The Triumph of Music
Tim Blanning
Allen Lane £25
In
this triumph of engaging and informative writing, Tim Blanning examines
the rise of music and its practitioners from the humble métier of
liveried servants who amused rulers and glorified their authority, to
the millionaire profession of adulated superstars, some of whom (okay,
mostly Bono) travel the world advising political and religious leaders.
Subtitled
‘Composers, Musicians and Their Audiences, 1700 to the Present’, this
entertaining account begins with the 2002 Golden Jubilee concert at
Buckingham Palace, which began with guitarist Brian May standing on the
roof and playing ‘God Save the Queen’. For most of the audience it was
perhaps May’s rock group Queen that was being worshipped and glorified
rather than Her Madge. For Blanning this represents an apotheosis of
the performer; in contrast with other jubilees, in centuries past, this
was a celebration of music both secular and unreflective of the ruler.
Feature continues
So
how did it come to be so? It seems that it has been a gradual process
advanced in spurts by exceptional individuals in the early nineteenth
century. Take the deaths of Mozart and Beethoven, for instance. The
former was buried in an unmarked grave in 1791, unattended by mourners,
having been booted up the arse by his employer some years earlier. The
latter was laid to rest in 1827 by nine priests, as thousands jostled
on a Viennese day of mourning. Beethoven had long ago ceased to write
to please his patrons but expressed his own feelings in his music. For
a modern listener this is perfectly normal, but back then it
established a new precedent. He was followed in the 1830s and 40s by
Paganini and Liszt giving solo recitals and becoming ‘pop stars’. By
1876, Wagner was deigning to greet the German Emperor, who had come
especially to hear the inaugural performance of the complete Ring Cycle
– at Wagner’s own opera house at Bayreuth. Fast forward to 1997 and
Tony Blair is fêting Oasis’s Noel Gallagher and others at No 10. As
Blanning clearly demonstrates, this is the outcome of an unstoppable
campaign of music triumphing over political rulers, as harmonic sound
has triumphed as the prevailing primary force that moves the spirit,
influences the young and is the undisputed highest art form of
celebration. Technology has played its part too, of course, from the
development of louder instruments to the commercial availabilityof
pianos, the gramophone, radio, CDs and personal stereos. Music is
omnipresent now and the means of its production available to all; yet
the adulation of its protagonists shows no sign of waning.

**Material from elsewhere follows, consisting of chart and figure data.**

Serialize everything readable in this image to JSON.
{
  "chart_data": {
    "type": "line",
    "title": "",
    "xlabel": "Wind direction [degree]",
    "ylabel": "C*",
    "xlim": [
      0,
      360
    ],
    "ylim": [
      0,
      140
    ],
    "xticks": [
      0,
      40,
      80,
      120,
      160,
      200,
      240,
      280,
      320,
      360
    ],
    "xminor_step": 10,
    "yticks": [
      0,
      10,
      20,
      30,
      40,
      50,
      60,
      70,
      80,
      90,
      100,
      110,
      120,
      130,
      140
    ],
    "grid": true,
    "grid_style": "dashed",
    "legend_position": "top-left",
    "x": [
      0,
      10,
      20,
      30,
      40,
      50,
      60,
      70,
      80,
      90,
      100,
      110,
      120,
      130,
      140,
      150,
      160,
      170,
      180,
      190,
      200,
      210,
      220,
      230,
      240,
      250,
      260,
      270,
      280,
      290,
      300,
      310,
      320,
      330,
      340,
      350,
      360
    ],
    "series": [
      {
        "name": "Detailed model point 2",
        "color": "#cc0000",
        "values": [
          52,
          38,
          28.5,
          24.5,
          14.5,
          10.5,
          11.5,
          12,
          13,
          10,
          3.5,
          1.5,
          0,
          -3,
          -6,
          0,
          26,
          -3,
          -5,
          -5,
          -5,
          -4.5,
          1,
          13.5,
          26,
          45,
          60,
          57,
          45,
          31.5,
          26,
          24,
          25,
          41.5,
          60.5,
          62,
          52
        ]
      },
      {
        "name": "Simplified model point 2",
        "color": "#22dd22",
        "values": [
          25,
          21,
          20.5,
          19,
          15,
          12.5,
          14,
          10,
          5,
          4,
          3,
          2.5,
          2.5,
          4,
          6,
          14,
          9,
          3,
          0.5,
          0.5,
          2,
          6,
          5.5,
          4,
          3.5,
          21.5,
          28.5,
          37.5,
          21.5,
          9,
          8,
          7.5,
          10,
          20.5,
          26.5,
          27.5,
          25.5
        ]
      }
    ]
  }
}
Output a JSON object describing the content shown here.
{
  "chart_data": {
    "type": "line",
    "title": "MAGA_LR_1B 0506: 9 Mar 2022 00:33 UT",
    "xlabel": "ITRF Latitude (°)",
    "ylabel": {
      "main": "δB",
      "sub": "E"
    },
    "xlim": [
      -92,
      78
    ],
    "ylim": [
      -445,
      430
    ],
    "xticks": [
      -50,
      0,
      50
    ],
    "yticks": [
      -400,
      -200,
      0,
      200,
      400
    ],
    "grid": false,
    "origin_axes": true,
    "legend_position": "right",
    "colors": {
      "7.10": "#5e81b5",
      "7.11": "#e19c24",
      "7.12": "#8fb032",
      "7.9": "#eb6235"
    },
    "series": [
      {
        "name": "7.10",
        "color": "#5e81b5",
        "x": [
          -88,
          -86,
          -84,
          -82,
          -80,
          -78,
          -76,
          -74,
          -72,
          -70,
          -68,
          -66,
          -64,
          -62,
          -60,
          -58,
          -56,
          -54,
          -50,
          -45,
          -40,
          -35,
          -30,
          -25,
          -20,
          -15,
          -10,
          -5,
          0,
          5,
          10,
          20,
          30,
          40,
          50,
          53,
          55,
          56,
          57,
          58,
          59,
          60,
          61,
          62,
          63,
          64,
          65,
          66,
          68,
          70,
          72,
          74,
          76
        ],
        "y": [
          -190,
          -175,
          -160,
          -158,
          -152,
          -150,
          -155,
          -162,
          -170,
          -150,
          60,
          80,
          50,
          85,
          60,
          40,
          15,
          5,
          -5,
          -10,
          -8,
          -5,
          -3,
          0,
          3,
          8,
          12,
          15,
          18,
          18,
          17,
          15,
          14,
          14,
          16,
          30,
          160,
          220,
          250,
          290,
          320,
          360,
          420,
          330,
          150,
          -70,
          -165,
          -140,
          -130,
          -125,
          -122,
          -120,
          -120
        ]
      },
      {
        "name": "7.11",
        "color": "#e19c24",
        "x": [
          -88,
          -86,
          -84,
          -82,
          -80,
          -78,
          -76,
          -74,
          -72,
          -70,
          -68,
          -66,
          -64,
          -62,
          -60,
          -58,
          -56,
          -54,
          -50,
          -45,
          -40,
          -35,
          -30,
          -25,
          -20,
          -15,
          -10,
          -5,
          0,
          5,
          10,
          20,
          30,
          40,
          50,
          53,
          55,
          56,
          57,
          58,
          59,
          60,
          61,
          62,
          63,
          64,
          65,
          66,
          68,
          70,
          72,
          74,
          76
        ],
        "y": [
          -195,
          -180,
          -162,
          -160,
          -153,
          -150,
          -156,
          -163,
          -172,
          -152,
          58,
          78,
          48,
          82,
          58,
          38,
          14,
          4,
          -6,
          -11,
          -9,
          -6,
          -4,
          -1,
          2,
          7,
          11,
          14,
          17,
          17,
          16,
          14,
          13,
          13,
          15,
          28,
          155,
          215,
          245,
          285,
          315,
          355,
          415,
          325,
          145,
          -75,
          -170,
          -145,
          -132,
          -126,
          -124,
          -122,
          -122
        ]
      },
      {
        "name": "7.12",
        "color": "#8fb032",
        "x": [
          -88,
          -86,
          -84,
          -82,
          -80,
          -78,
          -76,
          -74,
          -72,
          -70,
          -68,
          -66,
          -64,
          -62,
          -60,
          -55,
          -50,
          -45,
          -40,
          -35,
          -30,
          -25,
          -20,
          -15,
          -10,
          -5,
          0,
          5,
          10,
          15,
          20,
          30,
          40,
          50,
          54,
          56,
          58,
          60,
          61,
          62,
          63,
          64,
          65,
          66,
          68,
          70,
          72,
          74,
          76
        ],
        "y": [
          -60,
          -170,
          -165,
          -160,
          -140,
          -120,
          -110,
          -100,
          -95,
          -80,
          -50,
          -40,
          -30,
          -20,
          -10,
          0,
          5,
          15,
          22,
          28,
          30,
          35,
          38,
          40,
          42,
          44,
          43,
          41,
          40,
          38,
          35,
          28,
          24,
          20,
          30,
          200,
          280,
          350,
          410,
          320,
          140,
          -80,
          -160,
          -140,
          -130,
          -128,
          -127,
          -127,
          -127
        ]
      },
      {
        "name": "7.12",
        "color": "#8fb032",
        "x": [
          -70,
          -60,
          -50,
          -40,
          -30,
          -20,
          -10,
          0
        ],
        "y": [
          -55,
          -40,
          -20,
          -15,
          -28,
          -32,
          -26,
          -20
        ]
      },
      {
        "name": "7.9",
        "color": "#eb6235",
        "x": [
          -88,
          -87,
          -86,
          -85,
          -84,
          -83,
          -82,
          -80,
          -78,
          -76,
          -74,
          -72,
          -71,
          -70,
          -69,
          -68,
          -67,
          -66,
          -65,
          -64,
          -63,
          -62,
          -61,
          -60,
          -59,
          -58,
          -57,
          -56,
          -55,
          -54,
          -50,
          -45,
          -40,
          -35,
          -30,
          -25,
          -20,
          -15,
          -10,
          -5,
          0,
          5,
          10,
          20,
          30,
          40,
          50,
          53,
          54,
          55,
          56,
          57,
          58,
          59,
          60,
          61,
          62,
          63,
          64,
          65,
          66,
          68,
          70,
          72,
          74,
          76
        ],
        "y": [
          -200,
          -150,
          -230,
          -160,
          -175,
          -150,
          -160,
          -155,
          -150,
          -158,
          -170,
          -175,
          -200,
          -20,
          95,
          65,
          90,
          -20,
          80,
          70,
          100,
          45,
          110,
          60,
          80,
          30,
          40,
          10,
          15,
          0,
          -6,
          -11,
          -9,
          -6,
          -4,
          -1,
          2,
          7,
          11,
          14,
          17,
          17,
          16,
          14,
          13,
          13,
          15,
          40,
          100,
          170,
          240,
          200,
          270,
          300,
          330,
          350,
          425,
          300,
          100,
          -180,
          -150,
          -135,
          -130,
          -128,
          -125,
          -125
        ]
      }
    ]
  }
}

Wagner: Beyond Good and Evil
John Deathridge
University of California Press £23.95
There
has been more written about Wagner than perhaps any other composer,
such has been the fascination with this complex, self-agrandising and
colourful character. John Deathridge, a professor of music and
long-time scholar of the German megalomaniac, has turned his attention
here to analysing Wagner’s work rather than a simple historical account
of his life.
Clearly a fan, Deathridge presents an in-depth
though disappointingly academic round-up of 150 years of Wagner
analyses, examining each opera in turn. The result is a book chock full
of footnotes and oblique interpretations from many philosophical,
political and other standpoints – the Freudian analysis by Otto Frank,
for instance, determining that the arrival of Lohengrin on a swan was
in fact ‘his birth out of the waters of mother’s womb’.
At the
end one is well informed as to the background of the dramatic work and
the interest it has engendered ever since, but Wagner the man remains
an enigma.
One of Friedrich Nietszche’s many aphorisms declared
that matters of the heart were beyond good and evil. With an absence of
any judgement on Wagner himself, one can only assume that, in this
case, matters of art are also beyond such censure.